I am trying to train some BDTs with TMVA, where I have one signal and several backgrounds, where all of them have different numbers of entries.
Let’s say I have 1 Million signal events, and I want a signal to background ratio of 1:1.
In my background trees, I have however 7, 2.5 and 0.5 Million events.

So what I would want is to scale those down to 0.7, 0.25 and 0.05 Million events. I am not completely sure if by handing over the complete trees with weights and then doing something like

dataloader->AddBackgroundTree(bgtree1, 0.1)
dataloader->AddBackgroundTree(bgtree2, 0.1)
dataloader->AddBackgroundTree(bgtree3, 0.1)

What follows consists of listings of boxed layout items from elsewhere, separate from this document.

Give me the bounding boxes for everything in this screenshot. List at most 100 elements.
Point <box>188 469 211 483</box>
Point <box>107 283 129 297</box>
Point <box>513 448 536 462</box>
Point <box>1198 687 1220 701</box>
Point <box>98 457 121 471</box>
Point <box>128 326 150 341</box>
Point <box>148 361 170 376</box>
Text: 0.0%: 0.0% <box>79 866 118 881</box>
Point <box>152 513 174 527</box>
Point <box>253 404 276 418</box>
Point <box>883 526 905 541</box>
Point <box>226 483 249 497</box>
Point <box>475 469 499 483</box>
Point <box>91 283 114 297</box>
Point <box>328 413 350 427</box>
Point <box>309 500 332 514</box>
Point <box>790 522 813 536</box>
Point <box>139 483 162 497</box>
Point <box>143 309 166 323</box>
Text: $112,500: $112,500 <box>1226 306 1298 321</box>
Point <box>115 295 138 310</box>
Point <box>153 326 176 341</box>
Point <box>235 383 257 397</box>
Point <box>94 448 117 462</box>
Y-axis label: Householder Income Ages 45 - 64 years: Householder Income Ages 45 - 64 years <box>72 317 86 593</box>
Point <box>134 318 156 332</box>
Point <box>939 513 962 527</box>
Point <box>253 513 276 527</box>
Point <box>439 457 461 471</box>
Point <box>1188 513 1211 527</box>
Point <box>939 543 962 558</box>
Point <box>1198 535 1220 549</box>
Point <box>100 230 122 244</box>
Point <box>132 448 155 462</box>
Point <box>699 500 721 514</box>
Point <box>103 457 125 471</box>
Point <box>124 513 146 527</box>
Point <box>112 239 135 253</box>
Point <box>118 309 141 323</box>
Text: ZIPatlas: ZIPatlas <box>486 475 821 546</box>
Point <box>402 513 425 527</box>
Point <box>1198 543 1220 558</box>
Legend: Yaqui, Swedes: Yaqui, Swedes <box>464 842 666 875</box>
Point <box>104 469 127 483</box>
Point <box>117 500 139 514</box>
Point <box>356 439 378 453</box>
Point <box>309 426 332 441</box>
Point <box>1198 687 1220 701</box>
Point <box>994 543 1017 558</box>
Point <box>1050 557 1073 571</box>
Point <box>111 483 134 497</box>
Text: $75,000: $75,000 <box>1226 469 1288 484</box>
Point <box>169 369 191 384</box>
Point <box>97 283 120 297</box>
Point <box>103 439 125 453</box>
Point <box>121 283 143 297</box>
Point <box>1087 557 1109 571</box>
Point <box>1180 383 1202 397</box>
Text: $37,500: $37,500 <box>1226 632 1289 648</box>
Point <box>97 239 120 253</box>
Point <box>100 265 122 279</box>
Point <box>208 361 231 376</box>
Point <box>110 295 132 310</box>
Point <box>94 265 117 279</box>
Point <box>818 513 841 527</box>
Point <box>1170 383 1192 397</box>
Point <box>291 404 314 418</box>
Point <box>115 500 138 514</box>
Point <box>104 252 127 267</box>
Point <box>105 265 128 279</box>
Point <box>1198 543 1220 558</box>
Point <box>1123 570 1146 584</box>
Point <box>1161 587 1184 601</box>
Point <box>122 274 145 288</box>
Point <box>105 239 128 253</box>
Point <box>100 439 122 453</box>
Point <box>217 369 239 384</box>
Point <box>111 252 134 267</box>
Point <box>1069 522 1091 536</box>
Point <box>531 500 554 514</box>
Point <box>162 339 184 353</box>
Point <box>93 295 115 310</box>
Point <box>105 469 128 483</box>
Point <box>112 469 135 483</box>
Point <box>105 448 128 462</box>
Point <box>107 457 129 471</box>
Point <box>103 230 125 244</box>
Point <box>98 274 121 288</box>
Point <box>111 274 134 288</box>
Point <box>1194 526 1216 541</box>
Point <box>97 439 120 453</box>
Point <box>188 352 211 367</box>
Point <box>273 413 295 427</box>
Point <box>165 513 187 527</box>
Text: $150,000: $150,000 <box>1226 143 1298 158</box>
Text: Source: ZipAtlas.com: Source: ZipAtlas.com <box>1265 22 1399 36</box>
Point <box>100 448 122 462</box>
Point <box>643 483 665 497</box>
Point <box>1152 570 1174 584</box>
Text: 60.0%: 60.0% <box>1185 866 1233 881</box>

achieves what I want to get here.

Or can I do something like having weights that add up to 1 like
dataloader->AddBackgroundTree(bgtree1, 0.7)
dataloader->AddBackgroundTree(bgtree2, 0.25)
dataloader->AddBackgroundTree(bgtree3, 0.05)
so that TMVA gets the correct ratio of each background?

I would be grateful for some clarification if I need to adjust my trees manually outside of TMVA somehow to get the right amount of each background component or if one of the above does what I think?

Thanks a lot!

Alex

1 Like

I guess @moneta can give you some help.

Hi,

You can either do the scaling manually as you propose or let TMVA take care of it for you. With the manual approach, the tree weight is applied to each event in the tree individually. Thus, if you want to scale 7 million events down to 0.7 million effective events you’d use your alternative one:

dataloader->AddBackgroundTree(bgtree1, 0.1)
dataloader->AddBackgroundTree(bgtree2, 0.1)
dataloader->AddBackgroundTree(bgtree3, 0.1)

It is also possible to let TMVA take care of this normalisation for you. In the dataloader PrepareTraninigAndTestTree you can specify the option NormMode=NumEvents or NormMode=EqualNumEvents where the former normalises the number of effective events in the first class to be equal to the sum of all others. The latter normalises all classes to have the same number of effective events.

For further information you can see the TMVA User’s guide chapter “Preparing the training and test data”.

You should also get a textual output after dataloader-> PrepareTrainingAndTestTree(...) where you can verify the number of effective events in each class.

Cheers,
Kim

Thanks a lot Kim for the clarifications!

Best,
Alex

1 Like